Formentor entra a degüello. La tercera edición de las Conversaciones Literarias coloca a sus participantes en el punto de mira. Los narcisismos, exhibicionismos literarios, los egos y las subjetividades se debaten entre mesas redondas y acaloradas, aunque intelectuales, discusiones. Para el periodista, una jornada de doce horas que acaba con una improvisada sesión de cine y Capote como protagonista.
Pienso en Miguel Delibes. Nunca entendí que se agotaran los libros de un escritor el día siguiente a su muerte. Una urgencia de duelo extraña dispuesta a saldar cuanto antes el asunto pendiente. Pero ahora, después del recuerdo emocionado de quien se refugió en su casa huyendo de la policía, cuento los minutos para releerle.

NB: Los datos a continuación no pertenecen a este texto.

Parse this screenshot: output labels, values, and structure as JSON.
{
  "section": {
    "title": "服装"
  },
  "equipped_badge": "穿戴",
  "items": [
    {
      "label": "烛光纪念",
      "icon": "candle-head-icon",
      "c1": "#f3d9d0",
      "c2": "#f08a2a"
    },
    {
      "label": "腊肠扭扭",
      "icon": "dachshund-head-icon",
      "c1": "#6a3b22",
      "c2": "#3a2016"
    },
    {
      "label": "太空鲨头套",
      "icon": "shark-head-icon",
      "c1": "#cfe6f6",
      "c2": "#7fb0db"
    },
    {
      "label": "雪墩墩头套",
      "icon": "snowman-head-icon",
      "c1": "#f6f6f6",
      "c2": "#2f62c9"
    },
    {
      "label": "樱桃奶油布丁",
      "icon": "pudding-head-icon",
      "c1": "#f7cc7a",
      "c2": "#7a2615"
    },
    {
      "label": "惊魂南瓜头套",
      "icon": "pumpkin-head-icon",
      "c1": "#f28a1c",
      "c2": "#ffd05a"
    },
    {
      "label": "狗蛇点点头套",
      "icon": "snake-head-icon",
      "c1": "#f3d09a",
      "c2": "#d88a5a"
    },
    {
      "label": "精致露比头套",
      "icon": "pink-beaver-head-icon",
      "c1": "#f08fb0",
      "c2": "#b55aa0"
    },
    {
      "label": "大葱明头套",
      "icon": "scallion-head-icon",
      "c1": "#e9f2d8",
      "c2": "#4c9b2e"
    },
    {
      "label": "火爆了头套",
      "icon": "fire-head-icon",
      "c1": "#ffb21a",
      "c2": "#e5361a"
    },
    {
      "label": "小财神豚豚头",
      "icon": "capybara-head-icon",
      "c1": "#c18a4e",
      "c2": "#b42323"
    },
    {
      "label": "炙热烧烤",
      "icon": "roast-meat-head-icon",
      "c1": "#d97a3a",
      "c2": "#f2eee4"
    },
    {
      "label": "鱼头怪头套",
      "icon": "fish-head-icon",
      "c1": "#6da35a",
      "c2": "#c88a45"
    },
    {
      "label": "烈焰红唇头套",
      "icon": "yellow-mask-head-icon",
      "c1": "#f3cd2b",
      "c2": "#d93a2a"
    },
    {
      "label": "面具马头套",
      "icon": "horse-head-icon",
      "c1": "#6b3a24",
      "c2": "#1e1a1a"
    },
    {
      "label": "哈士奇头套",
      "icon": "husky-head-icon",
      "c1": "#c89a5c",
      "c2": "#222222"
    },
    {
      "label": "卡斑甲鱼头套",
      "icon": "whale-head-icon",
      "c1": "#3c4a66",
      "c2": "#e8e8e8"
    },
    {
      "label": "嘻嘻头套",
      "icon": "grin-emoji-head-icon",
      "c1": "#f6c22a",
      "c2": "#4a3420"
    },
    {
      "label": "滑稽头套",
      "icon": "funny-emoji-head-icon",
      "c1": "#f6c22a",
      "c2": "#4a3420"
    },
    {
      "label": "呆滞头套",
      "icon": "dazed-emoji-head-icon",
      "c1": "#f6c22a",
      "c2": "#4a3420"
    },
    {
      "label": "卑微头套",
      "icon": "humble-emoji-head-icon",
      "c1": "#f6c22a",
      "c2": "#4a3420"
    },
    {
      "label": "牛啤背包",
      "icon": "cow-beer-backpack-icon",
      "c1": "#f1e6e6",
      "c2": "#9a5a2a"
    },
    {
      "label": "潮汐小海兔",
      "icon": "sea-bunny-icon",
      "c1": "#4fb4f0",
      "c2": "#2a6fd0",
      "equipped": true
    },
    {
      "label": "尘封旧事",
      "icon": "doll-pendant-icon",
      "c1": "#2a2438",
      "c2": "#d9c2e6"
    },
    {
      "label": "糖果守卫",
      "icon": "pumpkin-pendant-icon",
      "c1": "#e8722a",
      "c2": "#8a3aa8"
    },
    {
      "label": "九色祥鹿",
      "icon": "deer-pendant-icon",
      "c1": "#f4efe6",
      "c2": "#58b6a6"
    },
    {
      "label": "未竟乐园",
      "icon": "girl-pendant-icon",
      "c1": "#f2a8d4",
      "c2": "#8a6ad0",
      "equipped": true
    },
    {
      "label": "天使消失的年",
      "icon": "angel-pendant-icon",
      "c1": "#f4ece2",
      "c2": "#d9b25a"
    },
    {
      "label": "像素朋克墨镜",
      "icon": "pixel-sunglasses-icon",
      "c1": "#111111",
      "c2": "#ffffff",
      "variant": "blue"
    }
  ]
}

Delibes fue el otro caballero de la triste figura. Un hombre atormentado que, después de El Camino nunca pudo escribir nada más sin que le asaltara el pánico. Pienso en Truman Capote. En las antípodas del maestro castellano cuyos fantasmas le impidieron creer que era el genio del que todos hablaban. "Era terriblemente autocrítico con sus escritos, dudaba permanentemente de su talento literario y eos le limitó mucho para relacionarse con los demás", recuerda su hijo, Germán Delibes.
Tras aquella primera obra desapareció la naturalidad. Nunca más fue capaz de acabar una novela en tres semanas sin apenas tachones. El demonio autocrítico -que crecía con cada publicación- había hecho de él un inseguro patológico. Sólo si escribía de caza, lejos de lo que él mismo consideraba la gran literatura, podía respirar cierta libertad. "Sintió vértigo de su propio éxito, y lo que más temía era tener que ponerle fachada al mismo", continúa el heredero. Dar la cara. Decir sí, soy Miguel Delibes. Y al hacerlo, sentirse orgulloso de ello.
Su genio y su reconocimiento aumentaban con cada nuevo título. Para entonces ya era incapaz incluso de reunirse en público con otros literatos por el temor de que alguien mencionara en voz alta los fantasmas que a él le devoraban por dentro.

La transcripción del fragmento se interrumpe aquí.